Hay de todo. La naturaleza es diversa y el trabajo que Patricia hace con los animales nos da luces para entendernos como humanos, para asumir con más naturalidad la sexualidad, la reproducción, el placer y las relaciones.
–En mi laboratorio estudiamos todo: tiburones, serpientes, alpacas, delfines, aves y encontramos que tienen unas adaptaciones increíbles que a las hembras les permiten, digamos, tener autonomía sexual. Cuando pensamos en la naturaleza, la mayoría cree que las hembras son unos robotcitos y los machos son siempre muy agresivos. Es mentira: las hembras siempre están respondiendo, porque la evolución es un baile de dos, si uno hace una cosa, el otro tiene que responder. De esas vaginas sorprendentes que tienen una cantidad de adaptaciones increíbles es que vamos a hablar en Explora –dice Patricia en una entrevista por videollamada desde Bogotá.
Todo empezó en el mar
Por ese trabajo fue que decidió hacerse científica, pues en esa expedición descubrieron una especie de ballena que hasta entonces la ciencia sólo había logrado describir por el cráneo.
–Casi me muero. Es increíble que hayan ballenas en el océano que uno todavía no conoce –dice.
Entonces se fue a hacer un doctorado a Estados Unidos, en la Universidad de Cornell donde estudió la biología de la cría y el sistema reproductivo del Tinamus major. Ahí empezó su trabajo con aves.
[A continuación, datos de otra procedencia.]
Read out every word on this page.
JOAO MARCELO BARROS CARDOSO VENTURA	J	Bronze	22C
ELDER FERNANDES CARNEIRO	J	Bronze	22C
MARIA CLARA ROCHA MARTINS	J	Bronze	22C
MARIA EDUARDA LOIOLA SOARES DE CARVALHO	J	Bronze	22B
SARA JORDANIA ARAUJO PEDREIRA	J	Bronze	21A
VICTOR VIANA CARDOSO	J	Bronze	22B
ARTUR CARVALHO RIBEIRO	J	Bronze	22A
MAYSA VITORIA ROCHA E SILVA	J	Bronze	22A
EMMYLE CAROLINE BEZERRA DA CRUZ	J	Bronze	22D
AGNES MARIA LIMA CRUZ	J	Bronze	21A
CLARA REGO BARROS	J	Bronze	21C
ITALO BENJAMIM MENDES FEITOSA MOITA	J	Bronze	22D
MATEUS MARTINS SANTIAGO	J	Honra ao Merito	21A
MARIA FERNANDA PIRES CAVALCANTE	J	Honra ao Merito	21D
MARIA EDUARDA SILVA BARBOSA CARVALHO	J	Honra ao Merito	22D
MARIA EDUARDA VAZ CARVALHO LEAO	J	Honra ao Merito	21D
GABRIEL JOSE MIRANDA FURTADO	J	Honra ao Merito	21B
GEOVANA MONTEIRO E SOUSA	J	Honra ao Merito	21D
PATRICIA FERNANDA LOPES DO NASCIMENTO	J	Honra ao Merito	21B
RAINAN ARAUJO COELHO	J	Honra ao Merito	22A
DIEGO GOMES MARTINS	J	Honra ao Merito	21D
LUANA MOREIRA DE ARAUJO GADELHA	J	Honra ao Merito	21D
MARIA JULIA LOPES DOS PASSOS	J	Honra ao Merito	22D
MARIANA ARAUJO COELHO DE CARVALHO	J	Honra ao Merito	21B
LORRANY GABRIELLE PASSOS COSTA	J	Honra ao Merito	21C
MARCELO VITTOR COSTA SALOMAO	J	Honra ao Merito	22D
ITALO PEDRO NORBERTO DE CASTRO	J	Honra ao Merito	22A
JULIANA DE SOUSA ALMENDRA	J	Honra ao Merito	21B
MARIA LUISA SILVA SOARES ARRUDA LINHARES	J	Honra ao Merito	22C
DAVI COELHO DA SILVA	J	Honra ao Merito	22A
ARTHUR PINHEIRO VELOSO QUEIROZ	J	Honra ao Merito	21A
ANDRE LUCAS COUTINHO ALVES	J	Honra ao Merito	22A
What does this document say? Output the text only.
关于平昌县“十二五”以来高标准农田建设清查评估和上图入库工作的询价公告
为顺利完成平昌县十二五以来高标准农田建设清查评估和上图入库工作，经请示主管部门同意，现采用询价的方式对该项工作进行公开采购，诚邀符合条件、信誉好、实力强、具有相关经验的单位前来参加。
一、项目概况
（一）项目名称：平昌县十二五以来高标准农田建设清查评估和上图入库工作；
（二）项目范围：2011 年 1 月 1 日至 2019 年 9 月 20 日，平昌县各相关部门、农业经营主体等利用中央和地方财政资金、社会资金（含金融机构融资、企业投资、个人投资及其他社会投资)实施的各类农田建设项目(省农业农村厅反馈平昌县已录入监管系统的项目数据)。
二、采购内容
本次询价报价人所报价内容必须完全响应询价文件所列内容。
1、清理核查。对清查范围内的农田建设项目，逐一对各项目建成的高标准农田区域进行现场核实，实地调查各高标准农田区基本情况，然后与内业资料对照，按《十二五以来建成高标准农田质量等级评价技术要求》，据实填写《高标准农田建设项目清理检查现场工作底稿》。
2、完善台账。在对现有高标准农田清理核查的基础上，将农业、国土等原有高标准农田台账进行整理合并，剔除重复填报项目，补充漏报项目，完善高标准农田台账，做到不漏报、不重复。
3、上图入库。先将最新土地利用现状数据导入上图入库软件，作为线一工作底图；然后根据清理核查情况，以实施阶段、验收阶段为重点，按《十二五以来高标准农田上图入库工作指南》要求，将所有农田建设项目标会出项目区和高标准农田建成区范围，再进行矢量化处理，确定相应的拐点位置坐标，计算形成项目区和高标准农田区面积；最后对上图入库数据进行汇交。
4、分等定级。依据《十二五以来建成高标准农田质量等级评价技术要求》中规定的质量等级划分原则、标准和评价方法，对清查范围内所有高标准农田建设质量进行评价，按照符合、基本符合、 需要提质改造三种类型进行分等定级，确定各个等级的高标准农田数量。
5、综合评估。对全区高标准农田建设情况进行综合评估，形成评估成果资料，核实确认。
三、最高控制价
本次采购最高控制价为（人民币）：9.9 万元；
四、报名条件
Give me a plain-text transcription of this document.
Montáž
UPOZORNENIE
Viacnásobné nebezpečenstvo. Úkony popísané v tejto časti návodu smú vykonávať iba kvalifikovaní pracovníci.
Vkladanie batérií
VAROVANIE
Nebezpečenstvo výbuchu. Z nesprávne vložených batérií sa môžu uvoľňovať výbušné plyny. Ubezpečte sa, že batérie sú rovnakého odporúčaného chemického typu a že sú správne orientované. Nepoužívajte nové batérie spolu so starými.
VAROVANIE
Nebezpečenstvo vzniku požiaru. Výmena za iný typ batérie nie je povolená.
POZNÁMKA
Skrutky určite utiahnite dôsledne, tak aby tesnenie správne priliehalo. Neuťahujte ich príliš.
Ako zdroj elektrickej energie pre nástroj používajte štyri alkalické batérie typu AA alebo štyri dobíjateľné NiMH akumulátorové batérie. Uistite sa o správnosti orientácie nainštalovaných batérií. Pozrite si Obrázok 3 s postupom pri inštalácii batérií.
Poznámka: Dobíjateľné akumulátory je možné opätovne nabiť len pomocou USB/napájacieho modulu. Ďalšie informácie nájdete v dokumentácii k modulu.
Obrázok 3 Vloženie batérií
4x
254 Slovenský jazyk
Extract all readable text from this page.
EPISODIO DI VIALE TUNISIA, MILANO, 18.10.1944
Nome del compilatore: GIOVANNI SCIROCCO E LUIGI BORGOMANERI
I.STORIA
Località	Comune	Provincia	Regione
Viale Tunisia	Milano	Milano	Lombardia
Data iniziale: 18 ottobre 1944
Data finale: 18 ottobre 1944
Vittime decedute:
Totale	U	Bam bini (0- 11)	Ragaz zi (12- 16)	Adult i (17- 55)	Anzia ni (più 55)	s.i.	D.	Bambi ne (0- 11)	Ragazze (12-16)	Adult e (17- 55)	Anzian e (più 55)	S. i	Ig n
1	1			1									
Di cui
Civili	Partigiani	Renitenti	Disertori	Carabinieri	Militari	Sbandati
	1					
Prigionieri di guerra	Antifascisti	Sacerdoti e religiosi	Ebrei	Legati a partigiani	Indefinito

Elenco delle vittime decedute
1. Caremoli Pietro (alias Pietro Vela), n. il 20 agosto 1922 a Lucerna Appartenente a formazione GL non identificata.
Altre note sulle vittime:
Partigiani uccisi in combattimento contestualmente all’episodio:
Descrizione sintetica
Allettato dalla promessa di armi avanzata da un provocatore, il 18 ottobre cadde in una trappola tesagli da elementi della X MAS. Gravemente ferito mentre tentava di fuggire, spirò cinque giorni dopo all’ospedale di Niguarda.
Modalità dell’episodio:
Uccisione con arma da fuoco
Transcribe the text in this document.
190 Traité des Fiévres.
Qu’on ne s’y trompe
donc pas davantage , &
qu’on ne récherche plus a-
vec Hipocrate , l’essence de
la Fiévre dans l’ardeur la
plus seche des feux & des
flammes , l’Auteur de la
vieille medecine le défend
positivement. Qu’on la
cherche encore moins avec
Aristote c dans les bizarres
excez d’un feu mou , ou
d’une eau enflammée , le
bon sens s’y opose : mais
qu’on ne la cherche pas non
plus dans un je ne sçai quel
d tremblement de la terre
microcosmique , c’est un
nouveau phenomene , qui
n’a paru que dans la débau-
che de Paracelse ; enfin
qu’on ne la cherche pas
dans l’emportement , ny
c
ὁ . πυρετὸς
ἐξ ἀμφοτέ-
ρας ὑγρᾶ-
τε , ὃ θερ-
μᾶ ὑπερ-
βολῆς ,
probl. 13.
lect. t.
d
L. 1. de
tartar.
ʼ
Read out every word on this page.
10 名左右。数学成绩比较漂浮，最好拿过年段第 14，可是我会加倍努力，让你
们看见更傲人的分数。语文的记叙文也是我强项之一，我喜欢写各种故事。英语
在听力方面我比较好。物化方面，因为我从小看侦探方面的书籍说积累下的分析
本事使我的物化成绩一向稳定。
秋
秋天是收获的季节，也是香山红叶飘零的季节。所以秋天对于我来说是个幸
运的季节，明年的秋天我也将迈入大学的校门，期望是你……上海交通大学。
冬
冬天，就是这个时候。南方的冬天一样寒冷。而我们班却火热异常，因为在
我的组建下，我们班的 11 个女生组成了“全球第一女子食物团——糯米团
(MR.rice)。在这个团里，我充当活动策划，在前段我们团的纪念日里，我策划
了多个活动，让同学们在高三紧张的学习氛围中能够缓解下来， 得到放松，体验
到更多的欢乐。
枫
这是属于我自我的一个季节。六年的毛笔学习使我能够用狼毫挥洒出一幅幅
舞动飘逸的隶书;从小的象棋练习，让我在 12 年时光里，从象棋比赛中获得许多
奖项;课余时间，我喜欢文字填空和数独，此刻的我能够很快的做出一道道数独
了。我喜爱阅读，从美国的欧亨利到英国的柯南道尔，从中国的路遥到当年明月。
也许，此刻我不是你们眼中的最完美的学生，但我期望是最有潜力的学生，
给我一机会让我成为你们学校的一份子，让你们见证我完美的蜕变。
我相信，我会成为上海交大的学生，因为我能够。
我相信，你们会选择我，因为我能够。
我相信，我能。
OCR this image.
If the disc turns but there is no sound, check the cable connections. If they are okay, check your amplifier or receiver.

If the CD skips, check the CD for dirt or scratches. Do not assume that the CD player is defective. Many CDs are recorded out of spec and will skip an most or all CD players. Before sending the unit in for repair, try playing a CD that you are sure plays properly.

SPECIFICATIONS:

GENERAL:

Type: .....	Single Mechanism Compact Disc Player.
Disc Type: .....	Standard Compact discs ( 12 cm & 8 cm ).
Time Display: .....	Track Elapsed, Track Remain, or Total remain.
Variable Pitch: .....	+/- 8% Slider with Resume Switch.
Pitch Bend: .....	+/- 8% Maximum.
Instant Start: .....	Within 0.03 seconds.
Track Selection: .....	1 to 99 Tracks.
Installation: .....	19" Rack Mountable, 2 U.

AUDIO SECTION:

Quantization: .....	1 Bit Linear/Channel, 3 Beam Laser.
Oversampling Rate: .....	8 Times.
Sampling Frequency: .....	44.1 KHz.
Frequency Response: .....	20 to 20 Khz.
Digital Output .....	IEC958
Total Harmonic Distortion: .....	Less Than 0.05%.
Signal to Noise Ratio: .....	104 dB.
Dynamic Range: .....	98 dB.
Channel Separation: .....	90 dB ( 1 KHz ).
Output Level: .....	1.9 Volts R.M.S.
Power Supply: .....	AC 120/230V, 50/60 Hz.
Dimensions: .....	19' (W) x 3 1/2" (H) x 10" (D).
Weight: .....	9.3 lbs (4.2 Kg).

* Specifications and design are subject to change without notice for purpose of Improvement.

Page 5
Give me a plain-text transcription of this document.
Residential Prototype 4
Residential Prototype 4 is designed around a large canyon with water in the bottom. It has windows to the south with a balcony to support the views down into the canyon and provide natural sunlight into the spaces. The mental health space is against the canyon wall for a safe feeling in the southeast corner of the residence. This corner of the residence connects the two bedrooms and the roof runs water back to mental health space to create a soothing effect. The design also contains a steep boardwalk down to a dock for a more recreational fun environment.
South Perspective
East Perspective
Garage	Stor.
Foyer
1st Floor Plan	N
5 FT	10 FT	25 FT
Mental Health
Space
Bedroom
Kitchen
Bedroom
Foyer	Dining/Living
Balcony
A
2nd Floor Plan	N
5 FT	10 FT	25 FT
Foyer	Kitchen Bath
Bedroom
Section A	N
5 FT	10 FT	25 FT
Observando esta especie, un día los vio aparearse y se dio cuenta de que el macho tenía pene, lo que no es común en muchas especies de aves. Entonces se preguntó cómo algunas especies lo habían perdido. Esa fue la pregunta de su posdoctorado. El trabajo la llevó diseccionar el pene de un pato y la sorpresa fue total –era demasiado grande, como un tentáculo– entonces se preguntó por la hembra, y la vagina y lo que encontró la sorprendió aún más.
–Parecía un laberinto, con un montón de cámaras y espirales. Resulta que los patos tienen copulaciones forzosas. Básicamente los machos fuerzan a las hembras a aparearse, y lo que pudimos demostrar con la investigación es que estas vaginas tan complejas lo que hacen es que previenen que el pene pueda entrar profundamente en la vagina y entonces el esperma que esos machos ponen se queda muy cerca a la entrada de la vagina y las hembras lo pueden descartar. Luego me fui a mirar en otras especies y lo que he encontrado es una historia de diversidad y de adaptaciones absolutamente increíbles en una cantidad de animales –dice Brennan.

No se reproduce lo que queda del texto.